Please enjoy this guest post from South African endurance swimmer, Sarah Ferguson. She is the founder of Breathe Conservation and is one of our global Ambassadors. In March 2019, she will attempt to become the first person ever to swim the perimeter of iconic Easter Island. Learn more HERE.
Little by little – this is my motto for the year.
8 years ago when I travelled to Hawaii for the first time to meet a friend, I never imagined that my life would have taken the twist that it has.
That trip set in motion my journey into open water swimming and pioneering a way towards a plastic free ocean. Just under 2 years ago I got to see a dream that was embedded in my heart in Hawaii 2011 come true as I swam across a channel, becoming the first African woman to do so and the 56th person in the world. 18 months later, I am in the middle of training for a world-record swim at one of the most iconic and remote islands in the world – Easter Island.
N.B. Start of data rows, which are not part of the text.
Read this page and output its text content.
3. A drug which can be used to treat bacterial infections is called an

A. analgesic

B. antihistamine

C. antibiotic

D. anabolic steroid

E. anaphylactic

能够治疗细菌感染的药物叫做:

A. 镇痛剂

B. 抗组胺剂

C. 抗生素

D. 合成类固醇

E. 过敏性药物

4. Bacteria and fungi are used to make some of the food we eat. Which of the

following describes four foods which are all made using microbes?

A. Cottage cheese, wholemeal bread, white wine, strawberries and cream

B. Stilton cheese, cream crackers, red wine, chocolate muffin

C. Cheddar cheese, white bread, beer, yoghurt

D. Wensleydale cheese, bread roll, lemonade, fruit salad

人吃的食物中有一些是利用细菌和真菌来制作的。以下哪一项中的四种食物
When I signed up to Hawaii, I was simply being obedient to a calling I believe God had placed on my heart to do something more meaningful with my swimming talent and growing passion for the ocean. I had no idea that it was the beginning of more swims. I did know it was the beginning of a new journey for me.
I did not realise the impact that swim would have on my life and the direction it would take. I also did not really realise the toll the preparation, fundraising and training for a swim of that nature really took out of me. I managed to maintain a relationship for the full year before Hawaii but it was not really fair to my boyfriend at the time as I had very little left to give.
I enjoyed the freedom after Hawaii of not having to train for anything specific, just maintaining my fitness levels and feeling super healthy and loving the ocean. I did a few swims the following year, one of which was the 100km elephant coast swim in Southern Mozambique and Northern KZN. I was on a high and in the back of my mind preparing for the next ‘big swim’ I was in no hurry and although I had something in mind, it was massive and required funding.
In October I went to South America with Team South Africa as one of the physios for the Youth Olympic Games. While there I had to pop over to Chile to research this swim and it turned out to be a logistical nightmare to get there, but I just knew I had to go.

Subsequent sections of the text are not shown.